市町村部におけるおくやみコーナーの設置、およびおくやみハンドブックの作成・配布状況は以下の通りです。

■市町村部のおくやみコーナー・おくやみハンドブック一覧
市町村名おくやみコーナー設置状況ブックタイトル担当企業
八王子市おくやみコーナーおくやみハンドブック内製
立川市おくやみコーナーおくやみハンドブックジチタイアド
武蔵野市未設置ご遺族のみなさまへ内製
三鷹市おくやみ窓口おくやみハンドブック鎌倉新書
青梅市おくやみ支援窓口おくやみガイドブック鎌倉新書
府中市おくやみコーナーおくやみハンドブック内製
昭島市未設置未対応
調布市おくやみコーナーおくやみハンドブック鎌倉新書
町田市未設置大切な方を亡くされた時の主な手続きのチェックリスト内製
小金井市おくやみ手続き窓口おくやみガイドブック鎌倉新書
小平市未設置おくやみハンドブック鎌倉新書
日野市未設置おくやみハンドブック鎌倉新書
東村山市未設置おくやみガイドブック鎌倉新書
国分寺市未設置未対応
国立市未設置おくやみハンドブックジチタイアド
福生市未設置おくやみハンドブック鎌倉新書
狛江市おくやみコーナーおくやみハンドブック鎌倉新書
東大和市未設置おくやみ手続きガイドジチタイアド
清瀬市未設置おくやみガイドブック内製
東久留米市未設置未対応
武蔵村山市おくやみコーナーおくやみハンドブック鎌倉新書
多摩市未設置おくやみハンドブック鎌倉新書
稲城市未設置ご遺族(相続人)の方へ内製
羽村市未設置おくやみハンドブック鎌倉新書
あきる野市未設置ご遺族のための手続きガイド内製
西東京市おくやみ窓口おくやみ手続き案内内製
瑞穂町未設置お悔みガイドブック鎌倉新書
日の出町未設置未対応
檜原村未設置未対応
奥多摩町未設置作成中鎌倉新書
大島町未設置未対応
利島村未設置未対応
新島村未設置未対応
神津島村未設置未対応
三宅村未設置未対応
御蔵島村未設置未対応
八丈町未設置未対応
青ヶ島村未設置未対応
小笠原村未設置未対応

下のグラフは『おくやみハンドブック』の内製・外注割合を示したものですが、市町村部では、23区にくらべて鎌倉新書が担当する割合が高くなっているのが分かります。
また人口の少ない町や村では、未対応のケースが大半を占めているようです。

市町村部おくやみハンドブック

おわりに

この記事では、死後手続き簡略化の動きについて解説するとともに、東京23区と市町村部における「おくやみコーナー」の設置、および「おくやみハンドブック」導入の状況をご紹介しました。
また自治体支援事業を展開する企業情報、ならびに「おくやみハンドブック」広告媒体化の現状についても触れています。

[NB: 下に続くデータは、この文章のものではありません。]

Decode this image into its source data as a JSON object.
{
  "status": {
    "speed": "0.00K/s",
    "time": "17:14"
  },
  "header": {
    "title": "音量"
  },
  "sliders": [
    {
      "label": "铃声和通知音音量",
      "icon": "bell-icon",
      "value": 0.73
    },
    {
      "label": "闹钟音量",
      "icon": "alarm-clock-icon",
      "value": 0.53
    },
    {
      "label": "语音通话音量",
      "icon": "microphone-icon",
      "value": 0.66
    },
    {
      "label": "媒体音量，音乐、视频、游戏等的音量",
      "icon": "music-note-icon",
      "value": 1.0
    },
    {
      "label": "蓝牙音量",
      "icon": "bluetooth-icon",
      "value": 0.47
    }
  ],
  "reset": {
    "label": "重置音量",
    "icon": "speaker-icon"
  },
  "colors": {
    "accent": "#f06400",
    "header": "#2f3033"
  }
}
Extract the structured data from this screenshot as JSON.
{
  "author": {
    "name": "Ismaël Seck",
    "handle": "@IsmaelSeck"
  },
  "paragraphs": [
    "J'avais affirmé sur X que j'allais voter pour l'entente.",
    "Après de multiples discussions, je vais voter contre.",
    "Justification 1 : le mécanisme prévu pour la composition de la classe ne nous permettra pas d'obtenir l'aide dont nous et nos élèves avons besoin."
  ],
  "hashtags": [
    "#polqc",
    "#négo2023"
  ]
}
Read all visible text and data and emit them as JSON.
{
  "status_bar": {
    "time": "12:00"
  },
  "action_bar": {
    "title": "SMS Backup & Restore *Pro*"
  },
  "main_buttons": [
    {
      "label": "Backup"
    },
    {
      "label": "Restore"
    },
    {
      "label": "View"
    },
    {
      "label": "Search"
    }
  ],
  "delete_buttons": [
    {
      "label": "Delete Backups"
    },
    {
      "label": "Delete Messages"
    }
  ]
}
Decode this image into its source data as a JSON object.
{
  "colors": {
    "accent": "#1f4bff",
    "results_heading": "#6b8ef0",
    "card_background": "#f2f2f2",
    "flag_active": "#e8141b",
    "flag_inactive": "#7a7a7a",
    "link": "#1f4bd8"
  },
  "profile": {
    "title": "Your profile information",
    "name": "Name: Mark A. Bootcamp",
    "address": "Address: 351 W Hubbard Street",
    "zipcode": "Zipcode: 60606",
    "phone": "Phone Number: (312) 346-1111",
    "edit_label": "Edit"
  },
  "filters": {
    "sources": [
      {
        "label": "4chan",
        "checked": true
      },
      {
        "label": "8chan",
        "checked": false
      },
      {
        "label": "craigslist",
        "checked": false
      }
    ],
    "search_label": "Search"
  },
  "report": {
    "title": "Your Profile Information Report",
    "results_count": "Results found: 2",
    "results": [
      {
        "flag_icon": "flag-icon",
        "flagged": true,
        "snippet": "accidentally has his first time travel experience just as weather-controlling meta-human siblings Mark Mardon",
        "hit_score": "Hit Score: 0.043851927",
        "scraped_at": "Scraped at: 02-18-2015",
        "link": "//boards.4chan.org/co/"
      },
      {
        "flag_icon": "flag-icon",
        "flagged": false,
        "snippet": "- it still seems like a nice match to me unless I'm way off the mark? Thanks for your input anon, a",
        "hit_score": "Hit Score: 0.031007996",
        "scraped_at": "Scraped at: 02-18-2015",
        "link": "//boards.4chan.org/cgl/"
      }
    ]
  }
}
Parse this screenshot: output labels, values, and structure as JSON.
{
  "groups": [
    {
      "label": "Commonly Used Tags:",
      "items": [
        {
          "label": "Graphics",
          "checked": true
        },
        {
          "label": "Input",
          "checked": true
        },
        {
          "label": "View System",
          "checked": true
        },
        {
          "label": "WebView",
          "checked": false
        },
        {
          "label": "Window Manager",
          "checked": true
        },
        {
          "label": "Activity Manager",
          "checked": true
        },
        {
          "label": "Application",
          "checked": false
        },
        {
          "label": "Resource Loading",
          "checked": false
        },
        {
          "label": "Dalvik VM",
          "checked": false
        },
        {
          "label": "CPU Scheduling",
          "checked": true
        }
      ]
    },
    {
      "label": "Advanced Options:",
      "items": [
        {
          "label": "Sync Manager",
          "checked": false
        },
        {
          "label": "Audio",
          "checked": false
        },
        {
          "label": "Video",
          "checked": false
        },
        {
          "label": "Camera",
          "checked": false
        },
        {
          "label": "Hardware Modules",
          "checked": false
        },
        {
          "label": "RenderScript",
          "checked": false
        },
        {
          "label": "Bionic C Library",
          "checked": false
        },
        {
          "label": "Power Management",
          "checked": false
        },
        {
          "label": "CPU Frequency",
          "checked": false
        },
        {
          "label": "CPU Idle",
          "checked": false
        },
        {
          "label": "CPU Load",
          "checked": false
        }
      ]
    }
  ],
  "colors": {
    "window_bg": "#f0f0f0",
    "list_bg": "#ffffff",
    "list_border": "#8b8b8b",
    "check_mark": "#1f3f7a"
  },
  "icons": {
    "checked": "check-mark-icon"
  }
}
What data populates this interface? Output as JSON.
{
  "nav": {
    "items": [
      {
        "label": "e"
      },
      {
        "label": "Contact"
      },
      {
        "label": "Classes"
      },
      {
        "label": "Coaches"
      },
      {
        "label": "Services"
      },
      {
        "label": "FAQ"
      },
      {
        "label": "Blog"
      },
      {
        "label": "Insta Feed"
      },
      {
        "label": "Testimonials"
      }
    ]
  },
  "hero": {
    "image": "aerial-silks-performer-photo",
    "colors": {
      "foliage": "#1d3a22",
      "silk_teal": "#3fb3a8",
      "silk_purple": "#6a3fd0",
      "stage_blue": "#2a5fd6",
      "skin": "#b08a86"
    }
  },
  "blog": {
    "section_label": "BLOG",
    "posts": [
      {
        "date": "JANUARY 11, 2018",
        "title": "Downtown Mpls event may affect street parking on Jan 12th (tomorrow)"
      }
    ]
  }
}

現時点で「おくやみコーナー」と「おくやみハンドブック」が導入されていない区や市でも、すでに導入に向けて検討が進んでいますが、人口が少なく役場の職員数も限られる町村部では、同じ東京都であっても対応に遅れがみられます。
とはいえ瑞穂町では官民連携により「おくやみハンドブック」が導入されていますし、奥多摩町でも広告掲載事業者の募集が始まっていますので、他の町村にも広がる可能性が高そうです。

死亡者数の増加、および労働人口の減少は東京都に限った現象ではありませんので、当然ながら他府県でも対応を迫られています。
日本には1,718の市町村(792市・743町・183村)が存在しますが、情報技術の活用やITツールの運用・保守を担うIT人材が不足している自治体も多いことから、官民連携の動きは今後も拡大が予想されます。
ただし、官民連携は公平性の確保が大前提ですので、地域の葬儀社様でも、地元自治体の動向に留意しておくことをおすすめします。